Question 14: What does the output tell us about the value provided in argv[0]? (2 points)

Question 15: What happens if you remove the parameter NULL from the call to execlp? Why? (2 points)

Next, look at exec2.c, which uses execvp() instead of execlp(). This is the "list" form rather than the "varargs" form. We pass a NULL-terminated array of parameters.

Question 16: Where are the command-line parameters to the program to be executed with execlp specified? (1 point)

Question 17: What happens if you remove the NULL from the definition of myargv? Why? (1 point)

The program exec2nonull.c also "forgets" the NULL in the array, then later adds it in (but not immediately, and tries putting it in a couple different places).

Question 18: Run the program exec2nonull and explain the results. (4 points)

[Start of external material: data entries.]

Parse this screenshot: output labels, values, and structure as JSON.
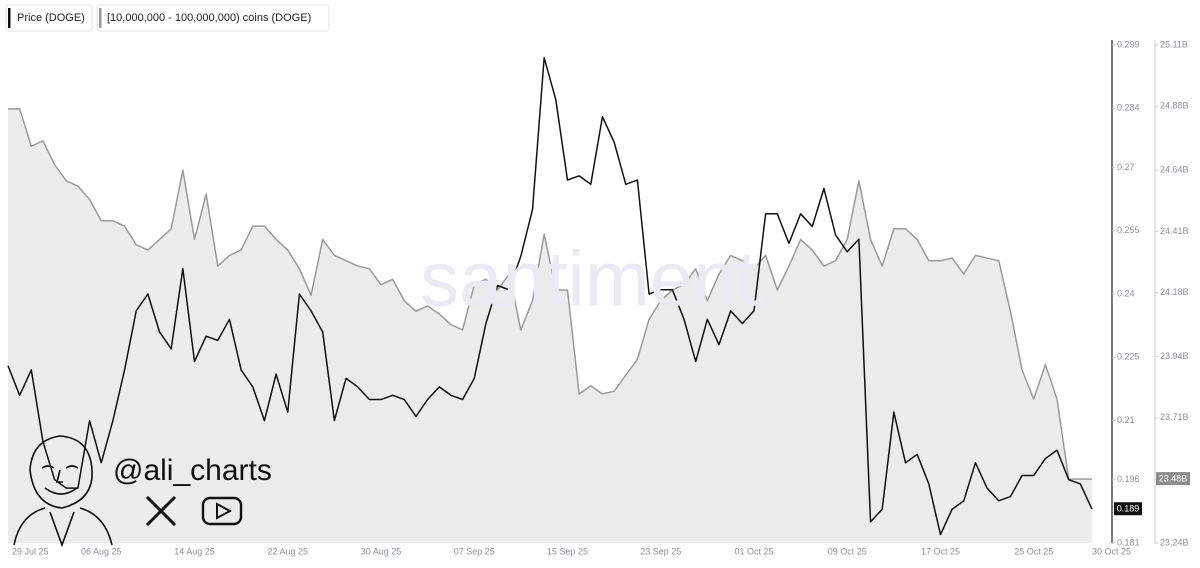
{
  "chart_data": {
    "type": "line",
    "watermark": "santiment.",
    "annotation": "@ali_charts",
    "categories": [
      "29 Jul 25",
      null,
      null,
      null,
      null,
      null,
      null,
      null,
      "06 Aug 25",
      null,
      null,
      null,
      null,
      null,
      null,
      null,
      "14 Aug 25",
      null,
      null,
      null,
      null,
      null,
      null,
      null,
      "22 Aug 25",
      null,
      null,
      null,
      null,
      null,
      null,
      null,
      "30 Aug 25",
      null,
      null,
      null,
      null,
      null,
      null,
      null,
      "07 Sep 25",
      null,
      null,
      null,
      null,
      null,
      null,
      null,
      "15 Sep 25",
      null,
      null,
      null,
      null,
      null,
      null,
      null,
      "23 Sep 25",
      null,
      null,
      null,
      null,
      null,
      null,
      null,
      "01 Oct 25",
      null,
      null,
      null,
      null,
      null,
      null,
      null,
      "09 Oct 25",
      null,
      null,
      null,
      null,
      null,
      null,
      null,
      "17 Oct 25",
      null,
      null,
      null,
      null,
      null,
      null,
      null,
      "25 Oct 25",
      null,
      null,
      null,
      null,
      "30 Oct 25"
    ],
    "series": [
      {
        "name": "Price (DOGE)",
        "color": "#111111",
        "axis": "y",
        "current_value": 0.189,
        "values": [
          0.223,
          0.216,
          0.222,
          0.205,
          0.196,
          0.194,
          0.194,
          0.21,
          0.2,
          0.21,
          0.222,
          0.236,
          0.24,
          0.231,
          0.227,
          0.246,
          0.224,
          0.23,
          0.229,
          0.234,
          0.222,
          0.218,
          0.21,
          0.221,
          0.212,
          0.24,
          0.236,
          0.231,
          0.21,
          0.22,
          0.218,
          0.215,
          0.215,
          0.216,
          0.215,
          0.211,
          0.215,
          0.218,
          0.216,
          0.215,
          0.22,
          0.233,
          0.242,
          0.241,
          0.249,
          0.26,
          0.296,
          0.286,
          0.267,
          0.268,
          0.266,
          0.282,
          0.276,
          0.266,
          0.267,
          0.24,
          0.241,
          0.241,
          0.234,
          0.224,
          0.234,
          0.228,
          0.236,
          0.233,
          0.236,
          0.259,
          0.259,
          0.252,
          0.259,
          0.256,
          0.265,
          0.254,
          0.25,
          0.253,
          0.186,
          0.189,
          0.212,
          0.2,
          0.202,
          0.195,
          0.183,
          0.189,
          0.191,
          0.2,
          0.194,
          0.191,
          0.192,
          0.197,
          0.197,
          0.201,
          0.203,
          0.196,
          0.195,
          0.189
        ]
      },
      {
        "name": "[10,000,000 - 100,000,000) coins (DOGE)",
        "color": "#9a9a9a",
        "fill_color": "#ececec",
        "axis": "y2",
        "current_value": {
          "value": 23.48,
          "label": "23.48B"
        },
        "values": [
          24.87,
          24.87,
          24.73,
          24.75,
          24.66,
          24.6,
          24.58,
          24.53,
          24.45,
          24.45,
          24.43,
          24.36,
          24.34,
          24.38,
          24.42,
          24.64,
          24.38,
          24.55,
          24.28,
          24.32,
          24.34,
          24.43,
          24.43,
          24.38,
          24.34,
          24.27,
          24.17,
          24.38,
          24.32,
          24.3,
          24.28,
          24.27,
          24.21,
          24.23,
          24.15,
          24.11,
          24.13,
          24.1,
          24.06,
          24.04,
          24.21,
          24.23,
          24.19,
          24.25,
          24.04,
          24.15,
          24.4,
          24.19,
          24.19,
          23.8,
          23.83,
          23.8,
          23.81,
          23.87,
          23.93,
          24.08,
          24.15,
          24.19,
          24.21,
          24.27,
          24.15,
          24.25,
          24.32,
          24.3,
          24.27,
          24.32,
          24.19,
          24.28,
          24.38,
          24.34,
          24.28,
          24.3,
          24.38,
          24.6,
          24.38,
          24.28,
          24.42,
          24.42,
          24.38,
          24.3,
          24.3,
          24.31,
          24.25,
          24.32,
          24.31,
          24.3,
          24.11,
          23.89,
          23.78,
          23.91,
          23.78,
          23.48,
          23.48,
          23.48
        ]
      }
    ],
    "ylim": [
      0.181,
      0.299
    ],
    "yticks": [
      0.181,
      0.196,
      0.21,
      0.225,
      0.24,
      0.255,
      0.27,
      0.284,
      0.299
    ],
    "y2lim": [
      23.24,
      25.11
    ],
    "y2ticks": [
      {
        "value": 23.24,
        "label": "23.24B"
      },
      {
        "value": 23.71,
        "label": "23.71B"
      },
      {
        "value": 23.94,
        "label": "23.94B"
      },
      {
        "value": 24.18,
        "label": "24.18B"
      },
      {
        "value": 24.41,
        "label": "24.41B"
      },
      {
        "value": 24.64,
        "label": "24.64B"
      },
      {
        "value": 24.88,
        "label": "24.88B"
      },
      {
        "value": 25.11,
        "label": "25.11B"
      }
    ],
    "grid": false
  }
}
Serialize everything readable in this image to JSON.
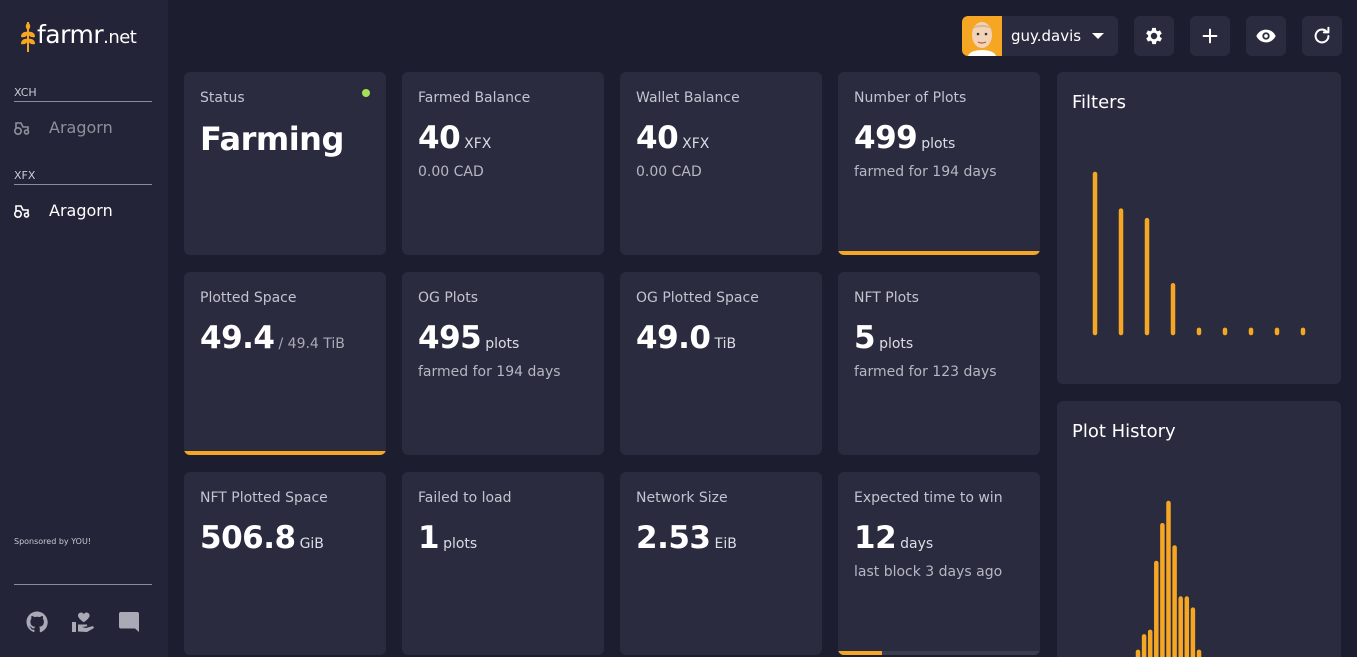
{
  "app": {
    "logo_text": "farmr",
    "logo_suffix": ".net"
  },
  "sidebar": {
    "sections": [
      {
        "label": "XCH",
        "items": [
          {
            "label": "Aragorn",
            "active": false
          }
        ]
      },
      {
        "label": "XFX",
        "items": [
          {
            "label": "Aragorn",
            "active": true
          }
        ]
      }
    ],
    "sponsor_text": "Sponsored by YOU!",
    "social_icons": [
      "github-icon",
      "donate-icon",
      "discord-icon"
    ]
  },
  "header": {
    "user_name": "guy.davis",
    "buttons": [
      "settings-icon",
      "add-icon",
      "eye-icon",
      "refresh-icon"
    ]
  },
  "cards": [
    {
      "id": "status",
      "label": "Status",
      "value": "Farming",
      "unit": "",
      "sub": "",
      "indicator_color": "#a6e057"
    },
    {
      "id": "farmed-balance",
      "label": "Farmed Balance",
      "value": "40",
      "unit": "XFX",
      "sub": "0.00 CAD"
    },
    {
      "id": "wallet-balance",
      "label": "Wallet Balance",
      "value": "40",
      "unit": "XFX",
      "sub": "0.00 CAD"
    },
    {
      "id": "number-of-plots",
      "label": "Number of Plots",
      "value": "499",
      "unit": "plots",
      "sub": "farmed for 194 days",
      "progress": 1.0
    },
    {
      "id": "plotted-space",
      "label": "Plotted Space",
      "value": "49.4",
      "unit": "/ 49.4 TiB",
      "sub": "",
      "progress": 1.0
    },
    {
      "id": "og-plots",
      "label": "OG Plots",
      "value": "495",
      "unit": "plots",
      "sub": "farmed for 194 days"
    },
    {
      "id": "og-plotted-space",
      "label": "OG Plotted Space",
      "value": "49.0",
      "unit": "TiB",
      "sub": ""
    },
    {
      "id": "nft-plots",
      "label": "NFT Plots",
      "value": "5",
      "unit": "plots",
      "sub": "farmed for 123 days"
    },
    {
      "id": "nft-plotted-space",
      "label": "NFT Plotted Space",
      "value": "506.8",
      "unit": "GiB",
      "sub": ""
    },
    {
      "id": "failed-to-load",
      "label": "Failed to load",
      "value": "1",
      "unit": "plots",
      "sub": ""
    },
    {
      "id": "network-size",
      "label": "Network Size",
      "value": "2.53",
      "unit": "EiB",
      "sub": ""
    },
    {
      "id": "expected-time-to-win",
      "label": "Expected time to win",
      "value": "12",
      "unit": "days",
      "sub": "last block 3 days ago",
      "progress": 0.22
    }
  ],
  "filters_panel": {
    "title": "Filters"
  },
  "plot_history_panel": {
    "title": "Plot History"
  },
  "chart_data": [
    {
      "type": "bar",
      "title": "Filters",
      "values": [
        100,
        77,
        71,
        30,
        2,
        2,
        2,
        2,
        2
      ],
      "ylim": [
        0,
        100
      ],
      "color": "#f5a623"
    },
    {
      "type": "bar",
      "title": "Plot History",
      "values": [
        5,
        12,
        14,
        45,
        62,
        72,
        52,
        29,
        29,
        24,
        5
      ],
      "ylim": [
        0,
        72
      ],
      "color": "#f5a623"
    }
  ],
  "colors": {
    "accent": "#f5a623",
    "background": "#1c1d2e",
    "card": "#2a2b3e",
    "sidebar": "#232437"
  }
}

Our last example program is execwithargs, which uses its command-line parameters to determine which program it should become (weird).

Question 19: Use this program to execute procinfo. What command line did you use? What was the output? (2 points)

Question 20: What would happen if we mistakenly use argv[0] for both parameters to the execvp call? (1 point)

Question 21: Use the program to execute itself 3 times before executing some other program. What command line did you use? What was the output? (3 points)

Practice With exec

Practice Program: Write a program execlsloop.c that loops forever (well, until you kill it) and every 5 seconds, creates a child process that executes ls -l and waits for that child process to finish. You may use any of the class examples as a starting point if you'd like. (10 points)

Submission

Commit and push!

Grading

This assignment will be graded out of 45 points.

Feature	Value	Score
Question 1	1
Question 2	1
Question 3	1
Question 4	2
Question 5	1
Question 6	2
Question 7	4
Question 8	1
`eo.txt` file	2
Question 9	1
Question 10	1
Question 11	1
Question 12	1
Question 13	1
Question 14	1
Question 15	2
Question 16	1
Question 17	1
Question 18	4
Question 19	2
Question 20	1
Question 21	3
`execlsloop.c` program	10
Total	45